Posts by blackburnde

    Hallo Karsten,


    wie schön, Du hast weitergebaut, Ein sehr schönes Fahrbild was Dein Boot da hat.


    An den Antrieb mit 2 Motoren wollte ich seiner Zeit


    nicht so recht glauben, aber schön gelöst von Dir.
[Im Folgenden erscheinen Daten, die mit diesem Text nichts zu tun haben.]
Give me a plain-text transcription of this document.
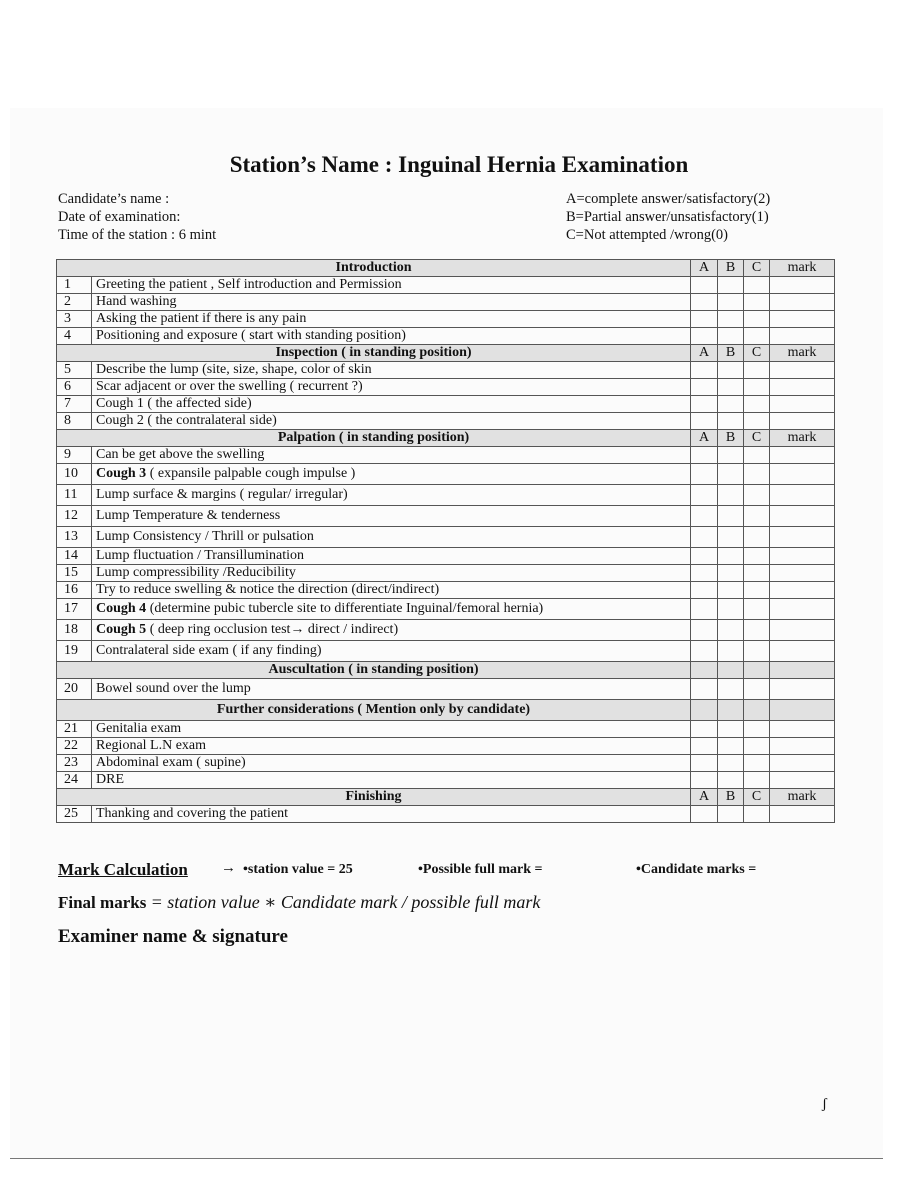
Station’s Name : Inguinal Hernia Examination
Candidate’s name :
Date of examination:
Time of the station : 6 mint
A=complete answer/satisfactory(2)
B=Partial answer/unsatisfactory(1)
C=Not attempted /wrong(0)
Introduction		A	B	C	mark
1	Greeting the patient , Self introduction and Permission				
2	Hand washing				
3	Asking the patient if there is any pain				
4	Positioning and exposure ( start with standing position)				
Inspection ( in standing position)		A	B	C	mark
5	Describe the lump (site, size, shape, color of skin				
6	Scar adjacent or over the swelling ( recurrent ?)				
7	Cough 1 ( the affected side)				
8	Cough 2 ( the contralateral side)				
Palpation ( in standing position)		A	B	C	mark
9	Can be get above the swelling				
10	Cough 3 ( expansile palpable cough impulse )				
11	Lump surface & margins ( regular/ irregular)				
12	Lump Temperature & tenderness				
13	Lump Consistency / Thrill or pulsation				
14	Lump fluctuation / Transillumination				
15	Lump compressibility /Reducibility				
16	Try to reduce swelling & notice the direction (direct/indirect)				
17	Cough 4 (determine pubic tubercle site to differentiate Inguinal/femoral hernia)				
18	Cough 5 ( deep ring occlusion test→ direct / indirect)				
19	Contralateral side exam ( if any finding)				
Auscultation ( in standing position)					
20	Bowel sound over the lump				
Further considerations ( Mention only by candidate)					
21	Genitalia exam				
22	Regional L.N exam				
23	Abdominal exam ( supine)				
24	DRE				
Finishing		A	B	C	mark
25	Thanking and covering the patient				
Mark Calculation → •station value = 25	•Possible full mark =	•Candidate marks =
Final marks = station value ∗ Candidate mark / possible full mark
Examiner name & signature
ʃ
    Bin sehr gespannt wies weitergeht



    Viele Grüße



    Joachim


    PS: Und Natürlich :bild:

    Hallo Wolfram,


    kein Grund zur sorge, die Matte milchige oberfläche nach dem Schleifen ist normal.


    wenn Du mal unter Chris Craft Barrel Back 1/8 selbstgebaut


    nachschaust siehst Du ziemlich am Ende des Berichts gleiches an dem dort gezeigten Boot.


    Nach dem Lackieren mit Klarlack waren die Schleier bei den Booten weg.


    Diesen effekt kannst Du schon an Deinem Boot sehen, wenn Du wie schon gemacht, mit einem Feuchten über Deine Oberfläche wischst.


    Stell Dir nun vor es wäre Klarlack. Sollten aber die Schleier beim Feuchtwischen nicht weg gehen, dann hast Du tatsächlich ein Problem.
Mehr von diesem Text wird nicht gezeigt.